È stato un saldo timoniere della barca di Cristo, in unità con il Collegio episcopale, aperto al dialogo con gli ortodossi, con i protestanti, con i tradizionalisti non in piena comunione con la chiesa cattolica, con le grandi religioni, sempre nella custodia della verità del cristianesimo, che ha al suo centro Gesù Cristo unico salvatore del mondo.

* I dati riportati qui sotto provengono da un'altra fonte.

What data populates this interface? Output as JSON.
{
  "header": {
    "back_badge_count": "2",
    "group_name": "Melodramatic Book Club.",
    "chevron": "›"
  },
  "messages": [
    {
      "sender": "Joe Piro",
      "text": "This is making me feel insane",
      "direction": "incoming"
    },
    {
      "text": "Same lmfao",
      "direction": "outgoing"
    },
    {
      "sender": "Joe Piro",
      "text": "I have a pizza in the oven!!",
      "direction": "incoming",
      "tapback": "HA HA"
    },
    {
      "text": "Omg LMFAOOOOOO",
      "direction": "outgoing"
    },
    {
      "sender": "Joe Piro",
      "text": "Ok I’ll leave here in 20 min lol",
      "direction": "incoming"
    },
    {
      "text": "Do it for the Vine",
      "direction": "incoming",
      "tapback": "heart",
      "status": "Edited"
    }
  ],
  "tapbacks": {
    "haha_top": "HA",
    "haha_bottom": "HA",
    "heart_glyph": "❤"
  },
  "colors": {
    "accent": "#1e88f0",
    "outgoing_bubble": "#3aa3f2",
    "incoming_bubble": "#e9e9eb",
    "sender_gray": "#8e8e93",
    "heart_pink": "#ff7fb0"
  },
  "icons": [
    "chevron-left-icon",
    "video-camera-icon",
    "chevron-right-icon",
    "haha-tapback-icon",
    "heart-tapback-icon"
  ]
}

Ha ripreso più volte la riflessione sull’evento principale per la storia della Chiesa nel secolo XX, il Concilio Vaticano II e in particolare questo giovedì nell’ultimo discorso al Clero della sua diocesi di Roma ‘che mi ha ricordato l’ultimo discorso di Paolo ai presbiteri di Efeso. Ha voluto lasciarcelo in eredità, in una specie di testamento spirituale, come la cosa più importante della sua vita di teologo, di vescovo e del suo ministero petrino. Ha combattuto ripetutamente le chiavi di lettura mondane, proprie della politica o della sociologia o quelle tipiche dei mass-media, per riaffermare che i testi conciliari vanno accolti integralmente e con atteggiamento di sottomissione spirituale, lasciandosi guidare dallo Spirito di Dio e dal magistero ordinario della Chiesa, la sola che può interpretare con pienezza i suoi significati.

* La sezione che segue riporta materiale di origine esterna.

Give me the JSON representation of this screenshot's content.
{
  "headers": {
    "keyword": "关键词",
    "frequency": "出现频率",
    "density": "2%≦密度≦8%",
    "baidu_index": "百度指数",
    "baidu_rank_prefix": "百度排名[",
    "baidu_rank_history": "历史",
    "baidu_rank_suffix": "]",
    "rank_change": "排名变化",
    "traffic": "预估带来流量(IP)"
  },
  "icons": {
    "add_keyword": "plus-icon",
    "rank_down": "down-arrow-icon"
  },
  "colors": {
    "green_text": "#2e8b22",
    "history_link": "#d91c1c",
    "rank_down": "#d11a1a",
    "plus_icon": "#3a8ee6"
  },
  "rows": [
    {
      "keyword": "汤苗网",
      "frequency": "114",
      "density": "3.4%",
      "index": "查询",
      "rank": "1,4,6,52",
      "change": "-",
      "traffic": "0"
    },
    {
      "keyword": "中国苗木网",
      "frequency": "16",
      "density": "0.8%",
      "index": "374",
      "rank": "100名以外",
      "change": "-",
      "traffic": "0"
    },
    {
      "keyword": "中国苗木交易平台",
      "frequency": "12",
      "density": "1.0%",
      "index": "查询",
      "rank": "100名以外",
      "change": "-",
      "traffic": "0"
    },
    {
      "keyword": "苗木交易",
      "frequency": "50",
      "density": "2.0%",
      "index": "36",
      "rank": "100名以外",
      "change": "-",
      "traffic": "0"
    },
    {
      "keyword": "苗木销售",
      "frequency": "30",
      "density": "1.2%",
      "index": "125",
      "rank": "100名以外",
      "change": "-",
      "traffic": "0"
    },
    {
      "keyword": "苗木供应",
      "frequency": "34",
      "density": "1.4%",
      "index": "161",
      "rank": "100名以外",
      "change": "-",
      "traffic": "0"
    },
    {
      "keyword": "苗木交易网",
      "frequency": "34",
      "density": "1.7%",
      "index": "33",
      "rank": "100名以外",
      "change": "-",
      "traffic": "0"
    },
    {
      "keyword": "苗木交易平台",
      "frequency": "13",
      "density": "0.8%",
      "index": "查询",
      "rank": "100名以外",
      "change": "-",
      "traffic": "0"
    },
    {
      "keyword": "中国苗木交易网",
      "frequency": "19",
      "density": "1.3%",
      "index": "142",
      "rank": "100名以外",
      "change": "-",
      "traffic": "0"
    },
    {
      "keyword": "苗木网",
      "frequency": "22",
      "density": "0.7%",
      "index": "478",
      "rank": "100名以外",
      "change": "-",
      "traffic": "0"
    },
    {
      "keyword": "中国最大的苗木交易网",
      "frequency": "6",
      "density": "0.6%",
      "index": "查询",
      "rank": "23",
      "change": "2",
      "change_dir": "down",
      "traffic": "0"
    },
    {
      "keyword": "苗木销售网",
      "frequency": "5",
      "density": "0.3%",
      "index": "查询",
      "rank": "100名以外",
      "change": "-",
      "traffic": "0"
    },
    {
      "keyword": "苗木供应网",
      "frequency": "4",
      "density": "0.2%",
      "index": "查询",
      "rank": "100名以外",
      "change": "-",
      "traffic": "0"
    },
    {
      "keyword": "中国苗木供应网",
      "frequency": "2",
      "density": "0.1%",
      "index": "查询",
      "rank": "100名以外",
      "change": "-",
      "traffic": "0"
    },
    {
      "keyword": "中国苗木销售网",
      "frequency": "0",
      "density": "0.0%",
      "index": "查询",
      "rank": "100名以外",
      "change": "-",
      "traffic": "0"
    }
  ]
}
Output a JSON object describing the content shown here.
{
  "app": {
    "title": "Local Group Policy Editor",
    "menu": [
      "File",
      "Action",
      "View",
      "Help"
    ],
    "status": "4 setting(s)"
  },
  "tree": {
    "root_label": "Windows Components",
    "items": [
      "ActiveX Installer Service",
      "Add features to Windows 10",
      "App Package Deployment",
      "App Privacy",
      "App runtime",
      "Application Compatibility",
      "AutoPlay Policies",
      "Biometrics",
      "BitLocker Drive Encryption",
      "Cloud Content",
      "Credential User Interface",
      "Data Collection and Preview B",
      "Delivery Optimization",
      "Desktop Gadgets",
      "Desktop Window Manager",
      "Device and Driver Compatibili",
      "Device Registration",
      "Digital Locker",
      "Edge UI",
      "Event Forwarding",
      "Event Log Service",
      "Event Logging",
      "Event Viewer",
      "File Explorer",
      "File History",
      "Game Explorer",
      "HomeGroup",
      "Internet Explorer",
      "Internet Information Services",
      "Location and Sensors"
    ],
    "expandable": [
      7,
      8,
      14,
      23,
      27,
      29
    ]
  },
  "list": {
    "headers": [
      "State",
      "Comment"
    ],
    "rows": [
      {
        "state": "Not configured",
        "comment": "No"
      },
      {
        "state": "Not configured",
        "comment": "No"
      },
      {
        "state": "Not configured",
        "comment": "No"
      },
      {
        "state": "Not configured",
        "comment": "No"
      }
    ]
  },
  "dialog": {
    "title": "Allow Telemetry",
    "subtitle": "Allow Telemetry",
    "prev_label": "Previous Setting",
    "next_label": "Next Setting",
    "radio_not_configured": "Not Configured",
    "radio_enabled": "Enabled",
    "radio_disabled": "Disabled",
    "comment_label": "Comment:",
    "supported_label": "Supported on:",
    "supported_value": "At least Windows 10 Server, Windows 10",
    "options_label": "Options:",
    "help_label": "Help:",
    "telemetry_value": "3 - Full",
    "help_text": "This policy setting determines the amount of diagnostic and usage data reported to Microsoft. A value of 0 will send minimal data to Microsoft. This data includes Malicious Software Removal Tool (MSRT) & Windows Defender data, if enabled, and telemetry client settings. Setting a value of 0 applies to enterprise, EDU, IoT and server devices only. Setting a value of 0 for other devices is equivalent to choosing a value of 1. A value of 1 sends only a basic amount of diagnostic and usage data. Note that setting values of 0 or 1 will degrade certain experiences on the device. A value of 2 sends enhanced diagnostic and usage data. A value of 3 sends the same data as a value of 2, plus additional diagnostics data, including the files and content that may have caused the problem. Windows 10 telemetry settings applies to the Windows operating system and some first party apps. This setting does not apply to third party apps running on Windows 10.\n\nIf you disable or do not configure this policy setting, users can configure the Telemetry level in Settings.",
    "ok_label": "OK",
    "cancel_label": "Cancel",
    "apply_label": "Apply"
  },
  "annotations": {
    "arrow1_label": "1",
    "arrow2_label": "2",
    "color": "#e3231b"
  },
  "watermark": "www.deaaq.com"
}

Ci ha richiamato ai temi fondamentali della vita cristiana. Il primato di Dio, amato e desiderato, pensato e annunciato alla luce dei Padri della Chiesa e dell’esperienza dei santi; la carità: forma e sostanza del rapporto con Lui e con gli uomini; la speranza in Lui, che ci salva; la fede che ci apre al Dio amore affinché possiamo riamarlo e in lui amare i fratelli.

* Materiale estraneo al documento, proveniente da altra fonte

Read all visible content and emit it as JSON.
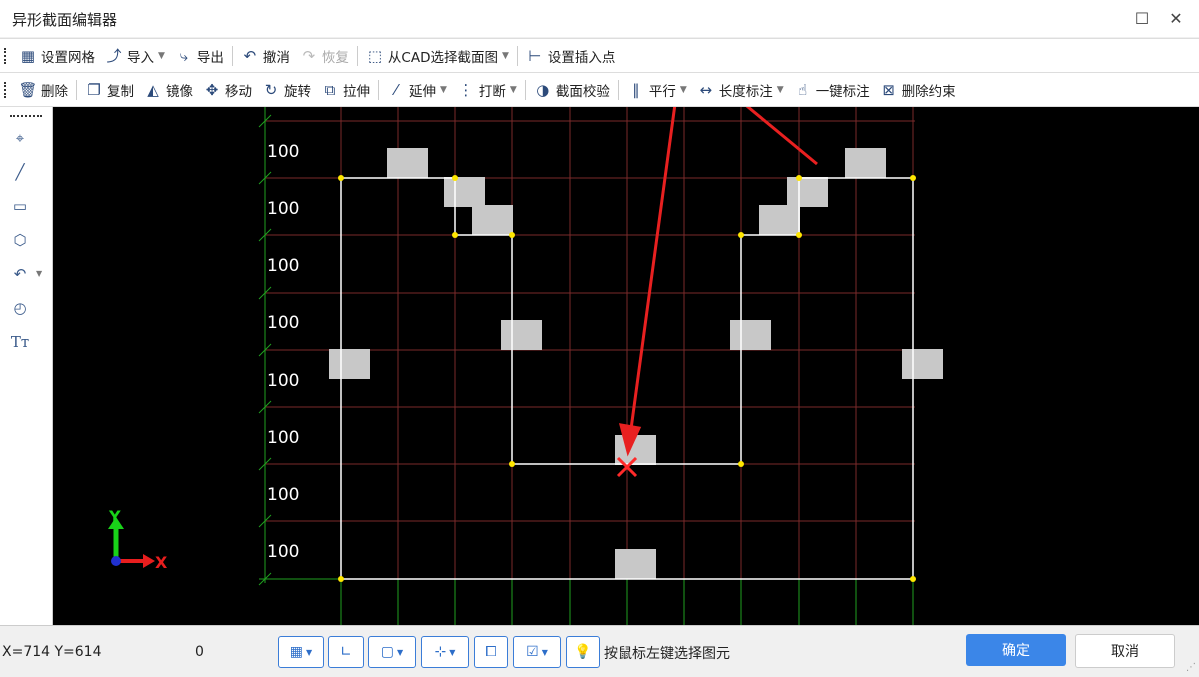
{
  "window": {
    "title": "异形截面编辑器"
  },
  "toolbar1": {
    "grid": "设置网格",
    "import": "导入",
    "export": "导出",
    "undo": "撤消",
    "redo": "恢复",
    "from_cad": "从CAD选择截面图",
    "insert_point": "设置插入点"
  },
  "toolbar2": {
    "delete": "删除",
    "copy": "复制",
    "mirror": "镜像",
    "move": "移动",
    "rotate": "旋转",
    "stretch": "拉伸",
    "extend": "延伸",
    "break": "打断",
    "check": "截面校验",
    "parallel": "平行",
    "length_dim": "长度标注",
    "auto_dim": "一键标注",
    "delete_constraint": "删除约束"
  },
  "canvas": {
    "row_labels": [
      "100",
      "100",
      "100",
      "100",
      "100",
      "100",
      "100",
      "100"
    ],
    "axis_x": "X",
    "axis_y": "Y"
  },
  "status": {
    "coords": "X=714 Y=614",
    "value": "0",
    "hint": "按鼠标左键选择图元",
    "ok": "确定",
    "cancel": "取消"
  },
  "colors": {
    "accent": "#3b86e8",
    "grid_green": "#1fa01f",
    "grid_red": "#7a2a2a",
    "annotation_arrow": "#e82020"
  }
}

Ci ha insegnato secondo il pensiero agostiniano, la sintonia tra il desiderio umano di verità e di bellezza e la riposta amorosa e sapiente di Dio.
Alla fine della sua vita ci ha insegnato l’umiltà. Lui che si era definito l’umile operaio della vigna del Signore, avendo compiuto tutto quello che poteva fare, ‘con le opere e con le parole’, ma anche ‘soffrendo e pregando’, con lucidità di coscienza, è giunto alla ‘certezza che le sue forze per l’età avanzata non erano più adatte per esercitare in modo adeguato il ministero petrino.’ Il suo rispetto per l’alta missione alla quale è chiamato il Papa nel mondo di oggi con i grandi mutamenti e le complesse questioni da affrontare, per la vita della fede, per governare la barca di San Pietro e per annunciare il Vangelo, lo hanno portato con un vero realismo cristiano a vedere che il vigore del fisico e dell’animo, non erano più sufficienti.
Lo ringraziamo per un gesto che aprirà nuove porte all’ecumenismo.
È un gesto già previsto dalla disciplina ecclesiale, da lui compiuto in piena libertà, senza alcuna misteriosa pressione o lotta esterna o interna, senza significati oscuri, senza manovre di alcuno. Ha sorpreso tutti anche i suoi collaboratori più importanti. Compiuto con la serenità di chi sa di essere nella volontà di Dio. Di chi sa che la Chiesa è nelle mani di Cristo, prima che nelle nostre, e che con il suo Santo Spirito continuerà a guidarla, come ha sempre fatto, anche nella scelta del nuovo Pontefice.
La sua scelta di rinunciare perché la Chiesa sia servita sempre al meglio, conferma noi Vescovi, presbiteri e diaconi, nella comprensione del ministero ordinato come un servizio alla comunità e non alla realizzazione personale. Ci sprona evangelicamente a sentirci servi inutili, quando avremo fatto tutto ciò che dovevamo, perché il Signore della Chiesa sia solo Gesù Cristo, ieri, oggi e sempre.
Cosa farà ora Benedetto XVI? In altro modo quello che ha sempre fatto: servire. Rimanendo vescovo, anche in futuro vuole ‘servire di tutto cuore, con una vita dedicata alla preghiera, la santa Chiesa di Dio.’ Ministro di Gesù Cristo era fin dalla giovinezza, ministro di Gesù Cristo rimarrà fino alla fine, continuando a pregare e soffrire perché Cristo sia generato in noi e in tutta la sua Chiesa. E speriamo possa ancora regalarci qualche riflessione teologica e spirituale su Dio, su Gesù, sulla Chiesa, sull’uomo.